Laura was a big girl, seven years old. She was too big to cry. But she could not help asking, “Pa, did you have to give him Pet and Patty? Did you, Pa?”
Pa’s arm drew her close to him in a cuddly hug.
“Why, little half-pint,” Pa said. “Pet and Patty like to travel. They are little Indian ponies, Laura, and plowing is too hard work for them. They will be much happier, traveling out west. You wouldn’t want to keep them here, breaking their hearts on a plow. Pet and Patty will go on traveling, and with those big oxen I can break up a great big field and have it ready for wheat next spring.
“A good crop of wheat will bring us more money than we’ve ever had, Laura. Then we’ll have horses, and new dresses, and everything you can want.”

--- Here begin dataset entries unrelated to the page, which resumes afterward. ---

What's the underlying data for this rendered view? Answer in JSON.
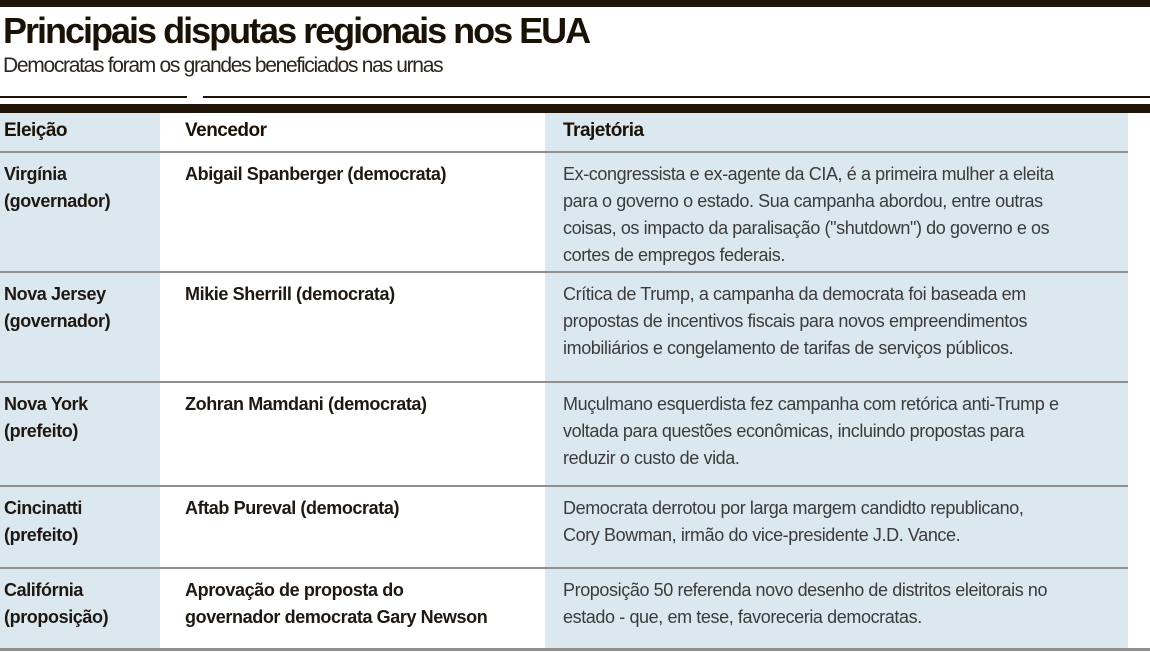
{
  "chart_data": {
    "type": "table",
    "title": "Principais disputas regionais nos EUA",
    "subtitle": "Democratas foram os grandes beneficiados nas urnas",
    "columns": {
      "eleicao": "Eleição",
      "vencedor": "Vencedor",
      "trajetoria": "Trajetória"
    },
    "rows": [
      {
        "eleicao": [
          "Virgínia",
          "(governador)"
        ],
        "vencedor": [
          "Abigail Spanberger (democrata)"
        ],
        "trajetoria": [
          "Ex-congressista e ex-agente da CIA, é a primeira mulher a eleita",
          "para o governo  o estado. Sua campanha abordou, entre outras",
          "coisas, os impacto da paralisação (\"shutdown\") do governo e os",
          "cortes de empregos federais."
        ]
      },
      {
        "eleicao": [
          "Nova Jersey",
          "(governador)"
        ],
        "vencedor": [
          "Mikie Sherrill (democrata)"
        ],
        "trajetoria": [
          "Crítica de Trump, a campanha da democrata foi baseada em",
          "propostas de incentivos fiscais para novos empreendimentos",
          "imobiliários e congelamento de tarifas de serviços públicos."
        ]
      },
      {
        "eleicao": [
          "Nova York",
          "(prefeito)"
        ],
        "vencedor": [
          "Zohran Mamdani (democrata)"
        ],
        "trajetoria": [
          "Muçulmano esquerdista fez campanha com retórica anti-Trump e",
          "voltada para questões econômicas, incluindo propostas para",
          "reduzir o custo de vida."
        ]
      },
      {
        "eleicao": [
          "Cincinatti",
          "(prefeito)"
        ],
        "vencedor": [
          "Aftab Pureval (democrata)"
        ],
        "trajetoria": [
          "Democrata derrotou por larga margem candidto republicano,",
          "Cory Bowman, irmão do vice-presidente J.D. Vance."
        ]
      },
      {
        "eleicao": [
          "Califórnia",
          "(proposição)"
        ],
        "vencedor": [
          "Aprovação de proposta do",
          "governador democrata Gary Newson"
        ],
        "trajetoria": [
          "Proposição 50 referenda novo desenho de distritos eleitorais no",
          "estado - que, em tese, favoreceria democratas."
        ]
      }
    ]
  },
  "colors": {
    "column_fill_blue": "#dce8ef",
    "rule_black": "#1e1408",
    "divider_gray": "#8f8f8f",
    "heading_text": "#1b1207",
    "body_text": "#3b3b3b"
  }
}
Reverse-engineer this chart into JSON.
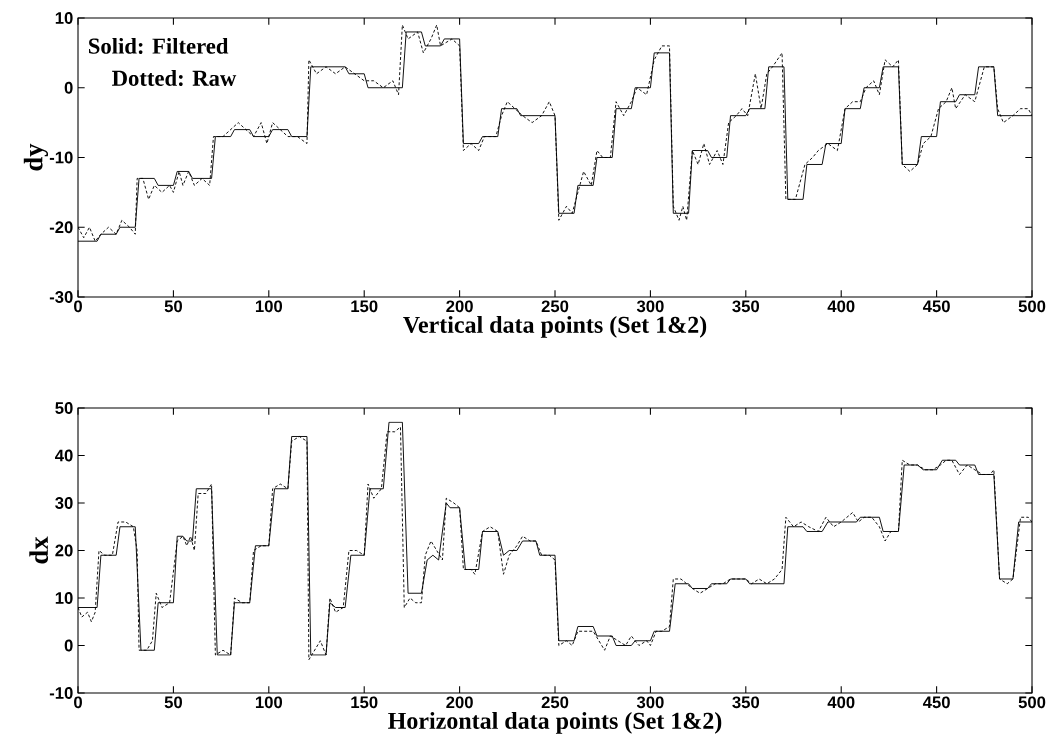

Laura did not say anything. She felt better with Pa’s arm around her, but she did not want anything except to keep Pet and Patty and Bunny, the long-eared colt.
Chapter 2
The House in the Ground
Early in the morning Pa helped Mr. Hanson move the wagon bows and cover onto Mr. Hanson’s wagon. Then they brought everything out of the dugout house, up the bank, and they packed it in the covered wagon.
Mr. Hanson offered to help move the things from Pa’s wagon into the dugout, but Ma said, “No, Charles. We will move in when you come back.”
So Pa hitched Pet and Patty to Mr. Hanson’s wagon. He tied Bunny behind it, and he rode away to town with Mr. Hanson.
Laura watched Pet and Patty and Bunny going away. Her eyes smarted and her throat ached. Pet and Patty arched their necks, and their manes and tails rippled in the wind. They went away gaily, not knowing that they were never coming back.
The creek was singing to itself down among the willows, and the soft wind bent the grasses over the top of the bank. The sun was shining and all around the wagon was clean, wide space to be explored.
The first thing was to untie Jack from the wagon wheel. Mr. Hanson’s two dogs had gone away, and Jack could run about as he pleased. He was so glad that he jumped up against Laura to lick her face and made her sit down hard. Then he ran down the path and Laura ran after him.
Ma picked up Carrie and said: “Come, Mary. Let’s go look at the dugout.”
Jack got to the door first. It was open. He looked in, and then he waited for Laura.
All around that door green vines were growing out of the grassy bank, and they were full of flowers. Red and blue and purple and rosy-pink and white and striped flowers all had their throats wide open as if they were singing glory to the morning. They were morning-glory flowers.
Laura went under those singing flowers into the dugout. It was one room, all white. The earth walls had been smoothed and whitewashed. The earth floor was smooth and hard.
When Ma and Mary stood in the doorway the light went dim. There was a small greased-paper window beside the door. But the wall was so thick that the light from the window stayed near the window.
That front wall was built of sod. Mr. Hanson had dug out his house, and then he had cut long strips of prairie sod and laid them on top of one another, to make the front wall. It was a good, thick wall with not one crack in it. No cold could get through that wall.
Ma was pleased. She said, “It’s small, but it’s clean and pleasant.” Then she looked up at the ceiling and said, “Look, girls!”
The ceiling was made of hay. Willow boughs had been laid across and their branches woven together, but here and there the hay that had been spread on them showed through.
“Well!” Ma said.
They all went up the path and stood on the roof of that house. No one could have guessed it was a roof. Grass grew on it and waved in the wind just like all the grasses along the creek bank.
“Goodness,” said Ma. “Anybody could walk over this house and never know it’s here.”
But Laura spied something. She bent over and parted the grasses with her hands, and then she cried: “I’ve found the stovepipe hole! Look, Mary! Look!”
Ma and Mary stopped to look, and Carrie leaned out from Ma’s arm and looked, and Jack came pushing to look. They could look right down into the whitewashed room under the grass.
They looked at it till Ma said, “We’ll brush out the place before Pa comes back. Mary and Laura, you bring the water-pails.”
Mary carried the large pail and Laura the small one, and they went down the path again. Jack ran ahead and took his place by the door.
Ma found a willow-twig broom in a corner, and she brushed the walls carefully. Mary watched Carrie to keep her from falling down into the creek, and Laura took the little pail and went for water.
She hoppity-skipped down the stair-steps to the end of a little bridge across the creek. The bridge was one wide plank. Its other end was under a willow tree.